O rabdomiosarcoma orbitário origina-se de células mesenquimais indiferenciadas com potencial de diferenciação muscular estriada, e não de fibras musculares maduras. É uma urgência oftalmológica devido ao seu tempo de duplicação celular extremamente curto. Historicamente, a sobrevida era baixa com cirurgia radical isolada.
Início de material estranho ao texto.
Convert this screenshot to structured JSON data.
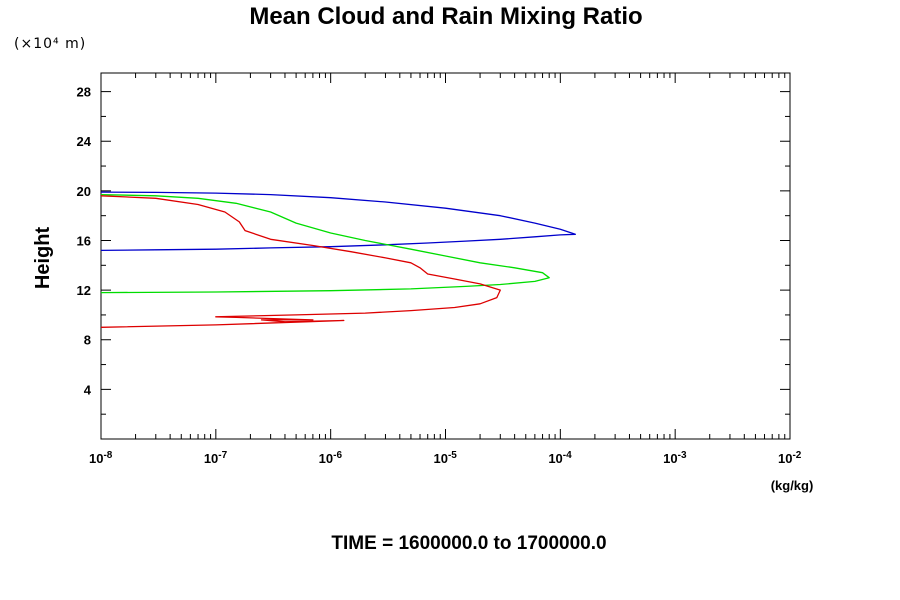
{
  "chart_data": {
    "type": "line",
    "title": "Mean Cloud and Rain Mixing Ratio",
    "y_scale_note": "(×10⁴ m)",
    "ylabel": "Height",
    "xlabel": "(kg/kg)",
    "caption": "TIME = 1600000.0 to 1700000.0",
    "x_scale": "log",
    "xlim": [
      1e-08,
      0.01
    ],
    "ylim": [
      0,
      29.5
    ],
    "x_ticks": [
      {
        "value": 1e-08,
        "base": "10",
        "exp": "-8"
      },
      {
        "value": 1e-07,
        "base": "10",
        "exp": "-7"
      },
      {
        "value": 1e-06,
        "base": "10",
        "exp": "-6"
      },
      {
        "value": 1e-05,
        "base": "10",
        "exp": "-5"
      },
      {
        "value": 0.0001,
        "base": "10",
        "exp": "-4"
      },
      {
        "value": 0.001,
        "base": "10",
        "exp": "-3"
      },
      {
        "value": 0.01,
        "base": "10",
        "exp": "-2"
      }
    ],
    "y_ticks": [
      "4",
      "8",
      "12",
      "16",
      "20",
      "24",
      "28"
    ],
    "grid": false,
    "series": [
      {
        "color": "#0000cc",
        "points": [
          [
            1e-08,
            15.2
          ],
          [
            3e-08,
            15.25
          ],
          [
            1e-07,
            15.3
          ],
          [
            3e-07,
            15.4
          ],
          [
            1e-06,
            15.5
          ],
          [
            3e-06,
            15.65
          ],
          [
            7e-06,
            15.8
          ],
          [
            1.5e-05,
            15.95
          ],
          [
            3e-05,
            16.1
          ],
          [
            6e-05,
            16.3
          ],
          [
            0.0001,
            16.45
          ],
          [
            0.000135,
            16.5
          ],
          [
            0.0001,
            16.9
          ],
          [
            6e-05,
            17.4
          ],
          [
            3e-05,
            18.0
          ],
          [
            1e-05,
            18.6
          ],
          [
            3e-06,
            19.1
          ],
          [
            1e-06,
            19.45
          ],
          [
            3e-07,
            19.7
          ],
          [
            1e-07,
            19.82
          ],
          [
            3e-08,
            19.88
          ],
          [
            1e-08,
            19.9
          ]
        ]
      },
      {
        "color": "#00dd00",
        "points": [
          [
            1e-08,
            11.8
          ],
          [
            1e-07,
            11.85
          ],
          [
            1e-06,
            11.95
          ],
          [
            5e-06,
            12.1
          ],
          [
            1.5e-05,
            12.3
          ],
          [
            3e-05,
            12.45
          ],
          [
            6e-05,
            12.7
          ],
          [
            8e-05,
            13.0
          ],
          [
            7e-05,
            13.4
          ],
          [
            4e-05,
            13.8
          ],
          [
            2e-05,
            14.2
          ],
          [
            1e-05,
            14.75
          ],
          [
            5e-06,
            15.3
          ],
          [
            2e-06,
            16.0
          ],
          [
            1e-06,
            16.6
          ],
          [
            5e-07,
            17.4
          ],
          [
            3e-07,
            18.3
          ],
          [
            1.5e-07,
            19.0
          ],
          [
            7e-08,
            19.4
          ],
          [
            3e-08,
            19.6
          ],
          [
            1e-08,
            19.7
          ]
        ]
      },
      {
        "color": "#dd0000",
        "points": [
          [
            1e-08,
            9.0
          ],
          [
            1e-07,
            9.2
          ],
          [
            6e-07,
            9.45
          ],
          [
            1.3e-06,
            9.55
          ],
          [
            4e-07,
            9.45
          ],
          [
            2.5e-07,
            9.6
          ],
          [
            7e-07,
            9.6
          ],
          [
            1.5e-07,
            9.8
          ],
          [
            1e-07,
            9.85
          ],
          [
            5e-07,
            10.0
          ],
          [
            2e-06,
            10.15
          ],
          [
            5e-06,
            10.35
          ],
          [
            1.2e-05,
            10.6
          ],
          [
            2e-05,
            10.9
          ],
          [
            2.8e-05,
            11.4
          ],
          [
            3e-05,
            12.0
          ],
          [
            2e-05,
            12.5
          ],
          [
            1.2e-05,
            12.9
          ],
          [
            7e-06,
            13.3
          ],
          [
            6e-06,
            13.8
          ],
          [
            5e-06,
            14.2
          ],
          [
            3e-06,
            14.6
          ],
          [
            1.5e-06,
            15.1
          ],
          [
            7e-07,
            15.6
          ],
          [
            3e-07,
            16.1
          ],
          [
            1.8e-07,
            16.8
          ],
          [
            1.6e-07,
            17.5
          ],
          [
            1.2e-07,
            18.3
          ],
          [
            7e-08,
            18.9
          ],
          [
            3e-08,
            19.4
          ],
          [
            1e-08,
            19.6
          ]
        ]
      }
    ]
  }
}
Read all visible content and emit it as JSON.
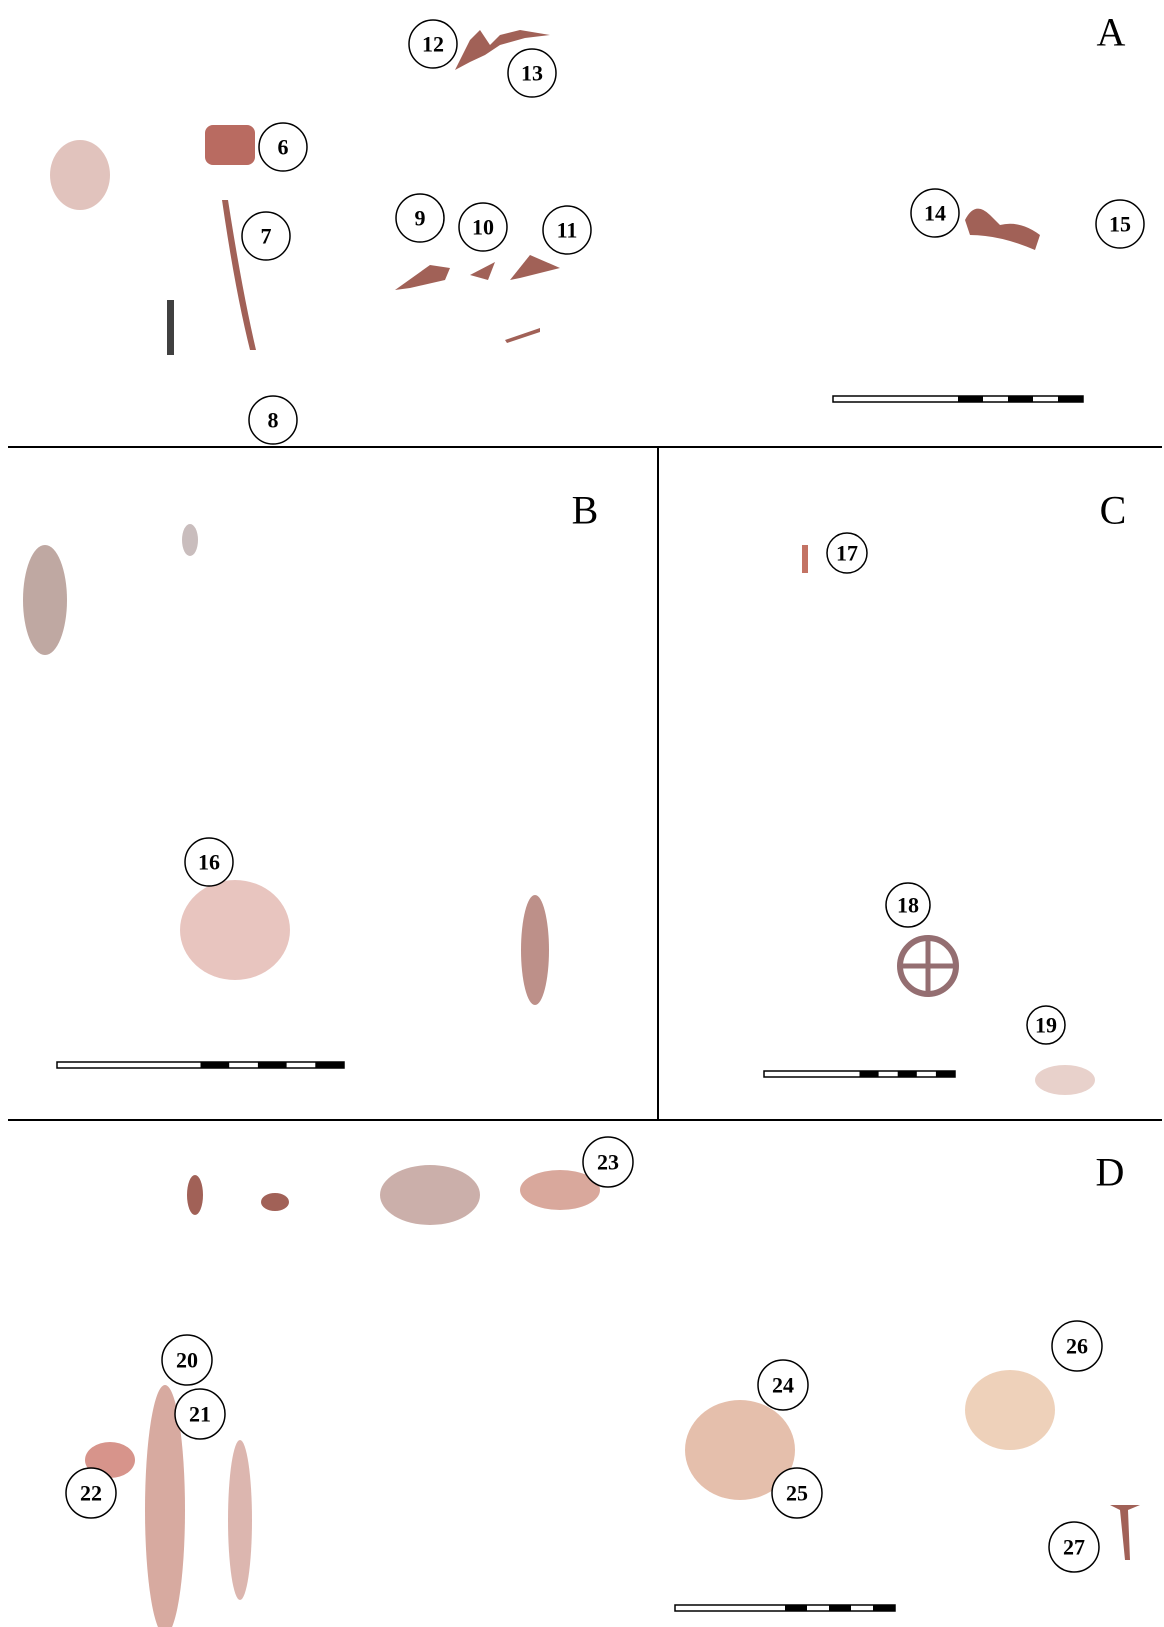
{
  "panels": [
    {
      "label": "A",
      "markers": [
        "12",
        "13",
        "6",
        "7",
        "8",
        "9",
        "10",
        "11",
        "14",
        "15"
      ]
    },
    {
      "label": "B",
      "markers": [
        "16"
      ]
    },
    {
      "label": "C",
      "markers": [
        "17",
        "18",
        "19"
      ]
    },
    {
      "label": "D",
      "markers": [
        "23",
        "20",
        "21",
        "22",
        "24",
        "25",
        "26",
        "27"
      ]
    }
  ]
}
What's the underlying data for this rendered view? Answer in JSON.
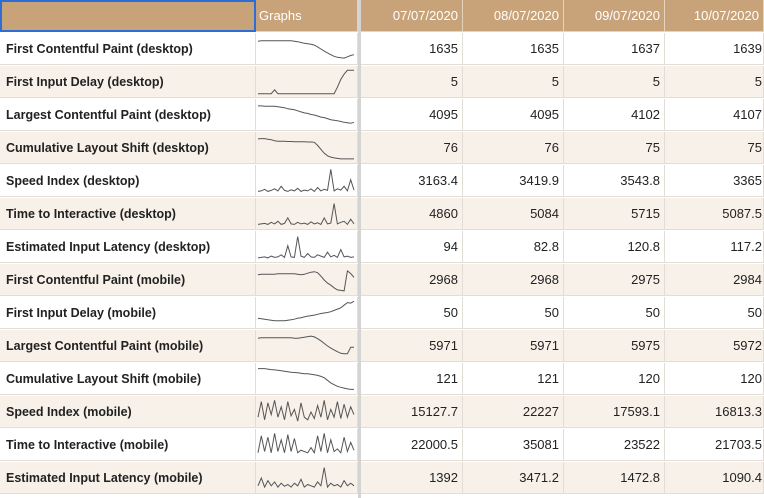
{
  "header": {
    "graphs_label": "Graphs",
    "dates": [
      "07/07/2020",
      "08/07/2020",
      "09/07/2020",
      "10/07/2020"
    ]
  },
  "rows": [
    {
      "name": "First Contentful Paint (desktop)",
      "values": [
        "1635",
        "1635",
        "1637",
        "1639"
      ],
      "spark": [
        0.8,
        0.82,
        0.82,
        0.82,
        0.82,
        0.82,
        0.82,
        0.82,
        0.82,
        0.82,
        0.82,
        0.8,
        0.78,
        0.75,
        0.72,
        0.7,
        0.68,
        0.65,
        0.58,
        0.5,
        0.42,
        0.35,
        0.28,
        0.22,
        0.18,
        0.16,
        0.15,
        0.2,
        0.25,
        0.28
      ]
    },
    {
      "name": "First Input Delay (desktop)",
      "values": [
        "5",
        "5",
        "5",
        "5"
      ],
      "spark": [
        0.05,
        0.05,
        0.05,
        0.05,
        0.05,
        0.2,
        0.05,
        0.05,
        0.05,
        0.05,
        0.05,
        0.05,
        0.05,
        0.05,
        0.05,
        0.05,
        0.05,
        0.05,
        0.05,
        0.05,
        0.05,
        0.05,
        0.05,
        0.05,
        0.3,
        0.6,
        0.8,
        0.95,
        0.95,
        0.95
      ]
    },
    {
      "name": "Largest Contentful Paint (desktop)",
      "values": [
        "4095",
        "4095",
        "4102",
        "4107"
      ],
      "spark": [
        0.85,
        0.85,
        0.84,
        0.84,
        0.84,
        0.84,
        0.82,
        0.8,
        0.78,
        0.74,
        0.72,
        0.7,
        0.66,
        0.62,
        0.58,
        0.56,
        0.52,
        0.5,
        0.46,
        0.42,
        0.4,
        0.36,
        0.32,
        0.3,
        0.28,
        0.25,
        0.22,
        0.2,
        0.18,
        0.22
      ]
    },
    {
      "name": "Cumulative Layout Shift (desktop)",
      "values": [
        "76",
        "76",
        "75",
        "75"
      ],
      "spark": [
        0.85,
        0.86,
        0.86,
        0.84,
        0.82,
        0.78,
        0.76,
        0.76,
        0.76,
        0.75,
        0.75,
        0.74,
        0.74,
        0.74,
        0.74,
        0.73,
        0.73,
        0.72,
        0.6,
        0.45,
        0.3,
        0.2,
        0.15,
        0.12,
        0.1,
        0.08,
        0.08,
        0.08,
        0.08,
        0.08
      ]
    },
    {
      "name": "Speed Index (desktop)",
      "values": [
        "3163.4",
        "3419.9",
        "3543.8",
        "3365"
      ],
      "spark": [
        0.1,
        0.12,
        0.18,
        0.1,
        0.14,
        0.2,
        0.12,
        0.3,
        0.14,
        0.1,
        0.16,
        0.12,
        0.22,
        0.1,
        0.15,
        0.12,
        0.2,
        0.1,
        0.25,
        0.12,
        0.18,
        0.14,
        0.95,
        0.12,
        0.2,
        0.15,
        0.3,
        0.12,
        0.55,
        0.15
      ]
    },
    {
      "name": "Time to Interactive (desktop)",
      "values": [
        "4860",
        "5084",
        "5715",
        "5087.5"
      ],
      "spark": [
        0.1,
        0.12,
        0.14,
        0.1,
        0.18,
        0.12,
        0.22,
        0.1,
        0.14,
        0.35,
        0.12,
        0.1,
        0.18,
        0.12,
        0.15,
        0.1,
        0.2,
        0.12,
        0.16,
        0.1,
        0.35,
        0.12,
        0.15,
        0.9,
        0.12,
        0.18,
        0.22,
        0.1,
        0.3,
        0.12
      ]
    },
    {
      "name": "Estimated Input Latency (desktop)",
      "values": [
        "94",
        "82.8",
        "120.8",
        "117.2"
      ],
      "spark": [
        0.08,
        0.1,
        0.12,
        0.08,
        0.15,
        0.1,
        0.12,
        0.2,
        0.1,
        0.55,
        0.12,
        0.1,
        0.9,
        0.15,
        0.1,
        0.25,
        0.12,
        0.1,
        0.2,
        0.15,
        0.1,
        0.3,
        0.12,
        0.18,
        0.1,
        0.4,
        0.12,
        0.15,
        0.1,
        0.12
      ]
    },
    {
      "name": "First Contentful Paint (mobile)",
      "values": [
        "2968",
        "2968",
        "2975",
        "2984"
      ],
      "spark": [
        0.7,
        0.72,
        0.72,
        0.72,
        0.72,
        0.72,
        0.74,
        0.74,
        0.74,
        0.74,
        0.74,
        0.74,
        0.72,
        0.7,
        0.72,
        0.76,
        0.8,
        0.82,
        0.78,
        0.65,
        0.5,
        0.38,
        0.3,
        0.2,
        0.12,
        0.1,
        0.08,
        0.85,
        0.75,
        0.6
      ]
    },
    {
      "name": "First Input Delay (mobile)",
      "values": [
        "50",
        "50",
        "50",
        "50"
      ],
      "spark": [
        0.3,
        0.28,
        0.26,
        0.24,
        0.22,
        0.2,
        0.2,
        0.2,
        0.2,
        0.22,
        0.24,
        0.26,
        0.3,
        0.32,
        0.35,
        0.38,
        0.4,
        0.42,
        0.45,
        0.48,
        0.5,
        0.52,
        0.55,
        0.6,
        0.65,
        0.7,
        0.8,
        0.9,
        0.88,
        0.95
      ]
    },
    {
      "name": "Largest Contentful Paint (mobile)",
      "values": [
        "5971",
        "5971",
        "5975",
        "5972"
      ],
      "spark": [
        0.8,
        0.82,
        0.82,
        0.82,
        0.82,
        0.82,
        0.82,
        0.82,
        0.82,
        0.82,
        0.82,
        0.8,
        0.8,
        0.82,
        0.84,
        0.86,
        0.88,
        0.85,
        0.78,
        0.7,
        0.6,
        0.5,
        0.42,
        0.35,
        0.28,
        0.22,
        0.2,
        0.2,
        0.45,
        0.45
      ]
    },
    {
      "name": "Cumulative Layout Shift (mobile)",
      "values": [
        "121",
        "121",
        "120",
        "120"
      ],
      "spark": [
        0.9,
        0.9,
        0.9,
        0.88,
        0.86,
        0.85,
        0.84,
        0.82,
        0.8,
        0.78,
        0.76,
        0.75,
        0.74,
        0.72,
        0.7,
        0.7,
        0.68,
        0.66,
        0.64,
        0.6,
        0.55,
        0.45,
        0.35,
        0.28,
        0.22,
        0.18,
        0.15,
        0.12,
        0.1,
        0.1
      ]
    },
    {
      "name": "Speed Index (mobile)",
      "values": [
        "15127.7",
        "22227",
        "17593.1",
        "16813.3"
      ],
      "spark": [
        0.3,
        0.9,
        0.2,
        0.85,
        0.4,
        0.95,
        0.3,
        0.7,
        0.2,
        0.9,
        0.35,
        0.6,
        0.15,
        0.85,
        0.3,
        0.2,
        0.5,
        0.25,
        0.75,
        0.3,
        0.95,
        0.2,
        0.6,
        0.3,
        0.9,
        0.25,
        0.8,
        0.3,
        0.7,
        0.4
      ]
    },
    {
      "name": "Time to Interactive (mobile)",
      "values": [
        "22000.5",
        "35081",
        "23522",
        "21703.5"
      ],
      "spark": [
        0.2,
        0.85,
        0.25,
        0.8,
        0.2,
        0.95,
        0.25,
        0.7,
        0.2,
        0.9,
        0.25,
        0.75,
        0.2,
        0.3,
        0.25,
        0.2,
        0.4,
        0.2,
        0.85,
        0.25,
        0.95,
        0.2,
        0.7,
        0.25,
        0.35,
        0.2,
        0.8,
        0.25,
        0.6,
        0.3
      ]
    },
    {
      "name": "Estimated Input Latency (mobile)",
      "values": [
        "1392",
        "3471.2",
        "1472.8",
        "1090.4"
      ],
      "spark": [
        0.2,
        0.5,
        0.15,
        0.4,
        0.2,
        0.35,
        0.15,
        0.3,
        0.18,
        0.25,
        0.15,
        0.3,
        0.2,
        0.45,
        0.15,
        0.25,
        0.2,
        0.15,
        0.35,
        0.2,
        0.9,
        0.15,
        0.3,
        0.2,
        0.25,
        0.15,
        0.4,
        0.2,
        0.3,
        0.2
      ]
    }
  ],
  "colors": {
    "header_bg": "#c8a37a",
    "selection_outline": "#2b6fd6",
    "sparkline": "#555555",
    "row_alt_bg": "#f7f1ea"
  }
}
Com o advento dos protocolos do Intergroup Rhabdomyosarcoma Study (IRS), a taxa de sobrevida em 5 anos para tumores confinados à órbita (Estágio I) ultrapassa 90%. O tipo alveolar, caracterizado por septos fibrosos que lembram alvéolos pulmonares, exige terapia mais intensiva devido à sua maior propensão a metástases hematogênicas.
Os três tipos principais são: Embrionário (mais comum, cerca de 80% dos casos, bom prognóstico), Alveolar (mais agressivo, localização preferencialmente inferior na órbita, pior prognóstico) e Botrioide (variante do embrionário, raro na órbita).
A apresentação clássica é uma proptose de instalação súbita e evolução muito rápida em uma criança (média de 7-8 anos), frequentemente mimetizando uma celulite orbitária, mas sem os sinais sistêmicos de infecção.
O tratamento moderno é multidisciplinar. Após a biópsia para confirmação histológica, utiliza-se uma combinação de quimioterapia sistêmica e radioterapia local. A exenteração da órbita é reservada apenas para casos recorrentes ou resistentes ao tratamento conservador.